In our study it was found that in group I patients, in whom no pre-oxygenation was given a minute of apnea in the induction phase resulted in a fall of saturation to a mean of 80.66, as compared to 87.94 in the group II in whom pre-oxygenation was instituted in the form of four vital capacity breaths. This was in sharp contrast to the groups in whom pre-oxygenation was given for three and five minutes respectively. In these latter groups the saturation fell to a mean of 92.84 and 97.04 respectively.
The results in our study correlate well with those obtained in the study conducted by Hett et al wherein the patients who did not receive any pre-oxygenation had a fall in saturation to a mean of 84% and patients who had three minutes of pre-oxygenation had a fall in saturation to a mean of 98% (10). These results were also in accordance with the study done by Skea et al who reported a mean fall in oxygen saturation to 81% in the non pre-oxygenated group to a mean of 98% in the pre-oxygenated group (9). Motoyama et al reported that a reasonable amount of desaturation was noticed in patients in whom routine pre-oxygenation was not carried out (12). Laycock et al and Weitzner et al also noticed a significant amount of desaturation in patients in whom pre-oxygenation was not advocated prior to induction of general anesthesia (13,14).

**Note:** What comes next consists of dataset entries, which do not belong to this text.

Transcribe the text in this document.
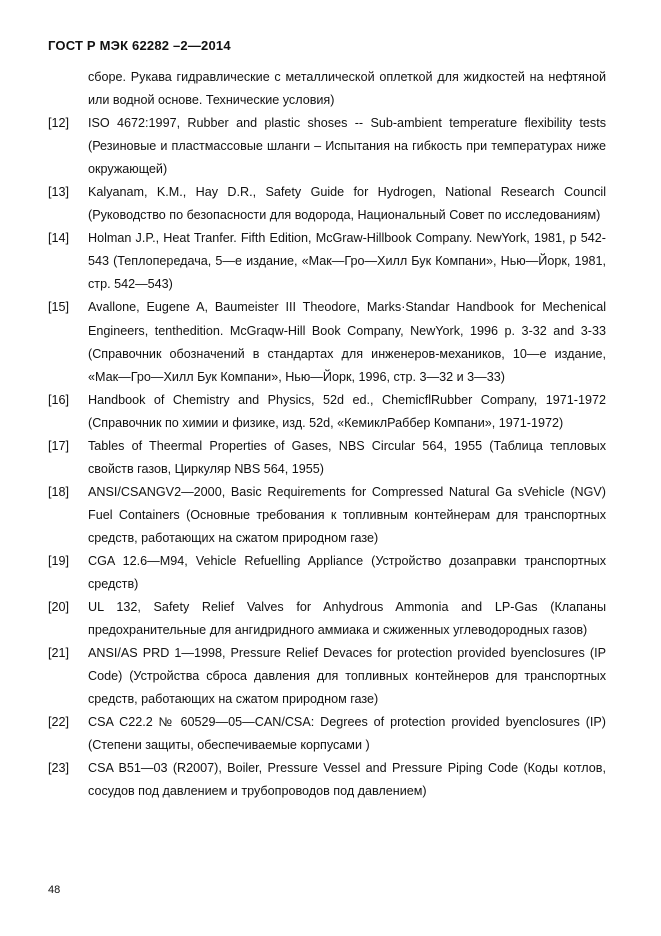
ГОСТ Р МЭК 62282 –2—2014
сборе. Рукава гидравлические с металлической оплеткой для жидкостей на нефтяной или водной основе. Технические условия)
[12]	ISO 4672:1997, Rubber and plastic shoses -- Sub-ambient temperature flexibility tests (Резиновые и пластмассовые шланги – Испытания на гибкость при температурах ниже окружающей)
[13]	Kalyanam, K.M., Hay D.R., Safety Guide for Hydrogen, National Research Council (Руководство по безопасности для водорода, Национальный Совет по исследованиям)
[14]	Holman J.P., Heat Tranfer. Fifth Edition, McGraw-Hillbook Company. NewYork, 1981, p 542-543 (Теплопередача, 5—е издание, «Мак—Гро—Хилл Бук Компани», Нью—Йорк, 1981, стр. 542—543)
[15]	Avallone, Eugene A, Baumeister III Theodore, Marks·Standar Handbook for Mechenical Engineers, tenthedition. McGraqw-Hill Book Company, NewYork, 1996 p. 3-32 and 3-33 (Справочник обозначений в стандартах для инженеров-механиков, 10—е издание, «Мак—Гро—Хилл Бук Компани», Нью—Йорк, 1996, стр. 3—32 и 3—33)
[16]	Handbook of Chemistry and Physics, 52d ed., ChemicflRubber Company, 1971-1972 (Справочник по химии и физике, изд. 52d, «КемиклРаббер Компани», 1971-1972)
[17]	Tables of Theermal Properties of Gases, NBS Circular 564, 1955 (Таблица тепловых свойств газов, Циркуляр NBS 564, 1955)
[18]	ANSI/CSANGV2—2000, Basic Requirements for Compressed Natural Ga sVehicle (NGV) Fuel Containers (Основные требования к топливным контейнерам для транспортных средств, работающих на сжатом природном газе)
[19]	CGA 12.6—M94, Vehicle Refuelling Appliance (Устройство дозаправки транспортных средств)
[20]	UL 132, Safety Relief Valves for Anhydrous Ammonia and LP-Gas (Клапаны предохранительные для ангидридного аммиака и сжиженных углеводородных газов)
[21]	ANSI/AS PRD 1—1998, Pressure Relief Devaces for protection provided byenclosures (IP Code) (Устройства сброса давления для топливных контейнеров для транспортных средств, работающих на сжатом природном газе)
[22]	CSA C22.2 № 60529—05—CAN/CSA: Degrees of protection provided byenclosures (IP) (Степени защиты, обеспечиваемые корпусами )
[23]	CSA B51—03 (R2007), Boiler, Pressure Vessel and Pressure Piping Code (Коды котлов, сосудов под давлением и трубопроводов под давлением)
48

For inexperienced anesthetists, preoxygenation of patients is particularly important where airway problems may be less well recognized and may occur more frequently. A large percentage of patients show desaturation even during uneventful induction of anesthesia by experienced anesthetists and preoxygenation offer protection against this desaturation completely.
The major obstacle to routine preoxygenation is patient acceptance. Preoxygenation itself is likely to induce undue anxiety in some patients and it is time consuming in a busy operating list.
In summary it was found that SpO2 decreases more rapidly in patients preoxygenated with four deep breaths compared with those preoxygenated for 3 and 5 minutes. Although healthy patients undergoing routine anaesthesia induction receive adequate protection against hypoxia with four maximal inspirations of oxygen, patients in whom a prolonged period of apnea might occur after induction of anesthesia should breath oxygen for at least three minutes before the administration of anesthetic drugs.
In conclusion it is suggested that sincere use of preoxygenation before induction of general anesthesia prevents desaturation than compared to non preoxygenated patients. Also the vital parameters such the pulse rate and the blood pressure almost remain normal in preoxygenated group, which could make a significant degree of difference in a compromised patient.